Favorite edition 2007: Quarter second

(As you probably noticed, I’m breaking the radio silence I announced last week. I reached a point with my various projects where I have to step back for a while. I’ll be going back down the rabbit hole around the July 4 holiday.)

The second quarter is pretty much done, and I’ve got to say that old English band name is quite prescient — pop will eat itself. Rather than spreading the release schedule out, the labels are stacking all the marquee names for fall. Used to be spring would ramp up to the summer tours, while fall ramped up to the holiday shopping season. Now it seems everything gets dumped in the fall, which means a lot of material overlooked.

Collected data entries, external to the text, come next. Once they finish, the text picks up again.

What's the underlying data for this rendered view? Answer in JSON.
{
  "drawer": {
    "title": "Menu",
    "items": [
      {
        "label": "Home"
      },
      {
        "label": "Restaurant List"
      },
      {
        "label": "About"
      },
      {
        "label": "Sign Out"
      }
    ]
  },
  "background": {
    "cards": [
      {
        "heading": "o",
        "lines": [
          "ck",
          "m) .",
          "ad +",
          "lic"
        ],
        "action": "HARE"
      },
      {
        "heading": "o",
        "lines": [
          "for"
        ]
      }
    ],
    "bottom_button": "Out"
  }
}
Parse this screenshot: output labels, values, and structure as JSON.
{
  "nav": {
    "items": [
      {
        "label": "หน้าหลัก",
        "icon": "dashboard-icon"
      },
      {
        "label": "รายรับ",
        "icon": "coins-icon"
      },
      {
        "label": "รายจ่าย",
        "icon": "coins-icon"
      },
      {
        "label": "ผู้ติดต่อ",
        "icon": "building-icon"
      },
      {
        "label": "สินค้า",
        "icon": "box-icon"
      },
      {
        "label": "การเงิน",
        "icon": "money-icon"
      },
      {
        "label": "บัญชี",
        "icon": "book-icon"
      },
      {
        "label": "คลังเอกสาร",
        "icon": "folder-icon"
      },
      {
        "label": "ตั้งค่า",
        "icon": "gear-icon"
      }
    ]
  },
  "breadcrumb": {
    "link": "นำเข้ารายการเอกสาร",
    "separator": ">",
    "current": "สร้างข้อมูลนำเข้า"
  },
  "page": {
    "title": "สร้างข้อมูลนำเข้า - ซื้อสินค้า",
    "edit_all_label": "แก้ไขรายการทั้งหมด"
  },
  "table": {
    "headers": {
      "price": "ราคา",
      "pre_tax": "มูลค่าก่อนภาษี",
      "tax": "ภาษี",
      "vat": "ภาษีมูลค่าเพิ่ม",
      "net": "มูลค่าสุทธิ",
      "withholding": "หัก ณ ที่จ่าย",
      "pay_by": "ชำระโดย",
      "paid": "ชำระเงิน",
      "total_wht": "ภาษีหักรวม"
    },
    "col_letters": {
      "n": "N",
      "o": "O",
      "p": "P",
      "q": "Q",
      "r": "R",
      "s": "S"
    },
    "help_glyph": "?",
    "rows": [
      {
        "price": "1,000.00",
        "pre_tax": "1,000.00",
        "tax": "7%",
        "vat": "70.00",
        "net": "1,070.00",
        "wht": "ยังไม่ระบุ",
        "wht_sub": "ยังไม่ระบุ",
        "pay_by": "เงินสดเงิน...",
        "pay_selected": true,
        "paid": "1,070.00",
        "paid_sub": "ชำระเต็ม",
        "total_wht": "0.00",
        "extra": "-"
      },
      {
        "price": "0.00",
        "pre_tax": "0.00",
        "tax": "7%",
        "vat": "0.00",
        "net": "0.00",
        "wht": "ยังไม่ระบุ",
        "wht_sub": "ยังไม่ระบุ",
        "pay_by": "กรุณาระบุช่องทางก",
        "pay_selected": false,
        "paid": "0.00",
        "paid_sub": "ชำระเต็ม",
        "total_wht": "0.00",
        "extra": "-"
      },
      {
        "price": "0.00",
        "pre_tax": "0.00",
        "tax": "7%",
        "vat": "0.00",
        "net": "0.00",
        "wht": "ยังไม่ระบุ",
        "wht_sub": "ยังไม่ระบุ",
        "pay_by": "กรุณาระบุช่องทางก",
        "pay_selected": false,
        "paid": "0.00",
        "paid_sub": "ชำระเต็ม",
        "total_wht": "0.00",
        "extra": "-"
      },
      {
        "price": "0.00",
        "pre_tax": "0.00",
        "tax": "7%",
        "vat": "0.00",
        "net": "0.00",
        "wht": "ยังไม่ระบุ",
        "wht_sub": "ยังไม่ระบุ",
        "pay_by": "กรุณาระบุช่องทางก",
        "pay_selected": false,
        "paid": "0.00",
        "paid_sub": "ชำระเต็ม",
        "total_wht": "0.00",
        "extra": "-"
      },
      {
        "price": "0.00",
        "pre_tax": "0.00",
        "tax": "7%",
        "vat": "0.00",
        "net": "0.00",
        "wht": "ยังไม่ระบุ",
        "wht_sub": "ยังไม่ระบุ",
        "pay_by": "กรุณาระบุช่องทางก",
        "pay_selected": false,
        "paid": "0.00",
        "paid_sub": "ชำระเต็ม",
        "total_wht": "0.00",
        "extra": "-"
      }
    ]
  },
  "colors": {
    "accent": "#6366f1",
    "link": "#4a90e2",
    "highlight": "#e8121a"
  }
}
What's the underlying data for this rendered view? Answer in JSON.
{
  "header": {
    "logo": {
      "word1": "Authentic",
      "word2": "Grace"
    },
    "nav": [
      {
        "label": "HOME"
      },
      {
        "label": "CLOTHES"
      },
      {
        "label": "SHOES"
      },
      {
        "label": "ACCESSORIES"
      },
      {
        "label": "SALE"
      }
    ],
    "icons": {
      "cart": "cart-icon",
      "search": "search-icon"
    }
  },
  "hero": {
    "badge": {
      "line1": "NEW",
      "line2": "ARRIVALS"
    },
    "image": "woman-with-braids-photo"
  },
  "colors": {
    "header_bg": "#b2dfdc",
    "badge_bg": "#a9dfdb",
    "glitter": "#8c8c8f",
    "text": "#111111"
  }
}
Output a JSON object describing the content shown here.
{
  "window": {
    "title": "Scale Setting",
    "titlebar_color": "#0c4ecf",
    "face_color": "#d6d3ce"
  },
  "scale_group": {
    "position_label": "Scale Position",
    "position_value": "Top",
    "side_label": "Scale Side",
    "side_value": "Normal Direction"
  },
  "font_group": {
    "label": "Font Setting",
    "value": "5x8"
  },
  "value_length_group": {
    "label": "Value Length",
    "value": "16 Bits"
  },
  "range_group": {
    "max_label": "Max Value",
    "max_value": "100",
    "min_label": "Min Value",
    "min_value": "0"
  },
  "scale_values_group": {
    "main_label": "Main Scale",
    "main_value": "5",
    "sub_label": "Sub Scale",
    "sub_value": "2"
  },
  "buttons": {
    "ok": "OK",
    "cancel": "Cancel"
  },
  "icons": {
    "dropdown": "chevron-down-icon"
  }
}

Last quarter, I assumed releases wouldn’t start picking up till Q2. They haven’t really. And it makes drafting preliminary favorite lists difficult. That doesn’t mean I won’t try.

Because of the slow release schedule, many of the names which appeared the last time show up here again. I’ll only expound on the new entries, and this time, I’m going to take a stab at ranking.

  1. Explosions in the Sky, All of a Sudden I Miss Everyone
  2. Björk, Volta Björk’s last two albums were great creative exercises, but they weren’t long with the staying power. Volta is the first album since Homogenic to get really dirty with the beats. It’s also the first album of hers I’ve really liked since, well, Homogenic.
  3. Rufus Wainwright, Release the Stars Rufus is just fabulous, thank you very much. He knows what he does, and he does it well. "Going to a Town", of course, has the line every critic loves to cite: "I’m so tired of America."
  4. Sasagawa Miwa, Mayoi Naku
  5. UA, Golden green I’ve only been listening to this album for a week, but when UA wraps her voice around a hook, it’s a sublime sound. Her last few albums have been short on hooks, which makes Golden green a welcome return. But she doesn’t give up the eclecticism which drove those albums, resulting in an work that probably encompasses the entire range of her career.
  6. Voxtrot, Voxtrot We have thankfully moved onto the point of the 80s revivalism where simply carbon copying bands from 20 years ago is not enough. You could probably namedrop any number of 80s bands to compare to Voxtrot, and you would not be wrong. But you would also be inaccurate, because Voxtrot feels comfortable enough in their own skin to sound like, well, themselves.
  7. Ore wa Konna Mon Ja Nai, 2
  8. Tommy heavenly6, Heavy Starry heavenly
  9. Shiina Ringo x Saito Neko, Heisei Fuuzoku
  10. Chara, Union (Honestly, I don’t think this album is so good to land on the list, but nothing else has really come up to knock it off. I would have left Hyakkei’s Standing Still in a Moving Scene, but that album was actually released a year ago.)